The strain was terrible. The two old friends, one visibly moved and making no effort to conceal his emotion, the other fighting hard with the dark spirits of pride and wrath!

The Sirdar's mind went back to the days when they were young men themselves, at Sandhurst together, and approaching the Consul-General, he put one hand on his shoulder and said—

"Nuneham—John Nuneham—John—Jack—give the boy another chance. Let him go."

Then with a cry of agony and with an oath, never heard from his lips before, the Consul-General rose from his seat and said—

"No, no, no! You come here asking me to put my honour into the hands of my enemies—to leave myself at the mercy of any scoundrel who cares to say that the measure I mete out to others is not that which I keep for my own. You come, too, excusing my son's offences against military law, but saying nothing of the other crimes in which you have this very night caught him red-handed."

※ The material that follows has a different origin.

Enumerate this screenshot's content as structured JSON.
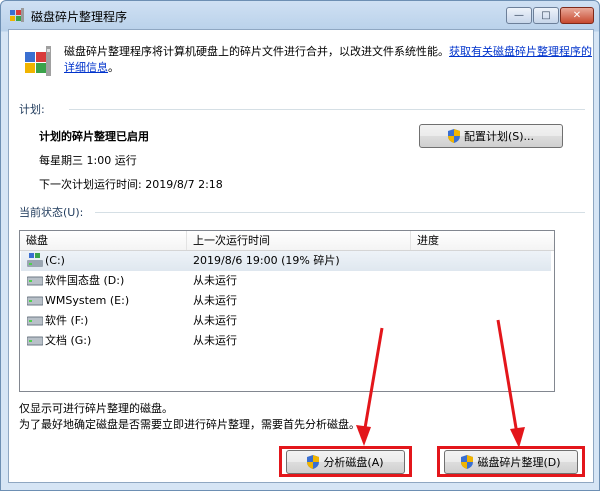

After that he smote the desk with his clenched fist and cried—

"No, no, I tell you no! My son is a traitor. He has joined himself to his father's and his country's enemies to destroy his father and to destroy England in Egypt, and if the punishment of a traitor is death, then death it must be to him as to any other, that the same justice may be dealt out to all."

Then to the Commandant who was still standing by the door he said—

"Go, sir! Let your prisoner be handed over to the military authorities without one moment's further delay."

It was like the breaking away of an avalanche, and after it thsre came the same awful stillness. No one spoke. The Commandant bowed and left the room.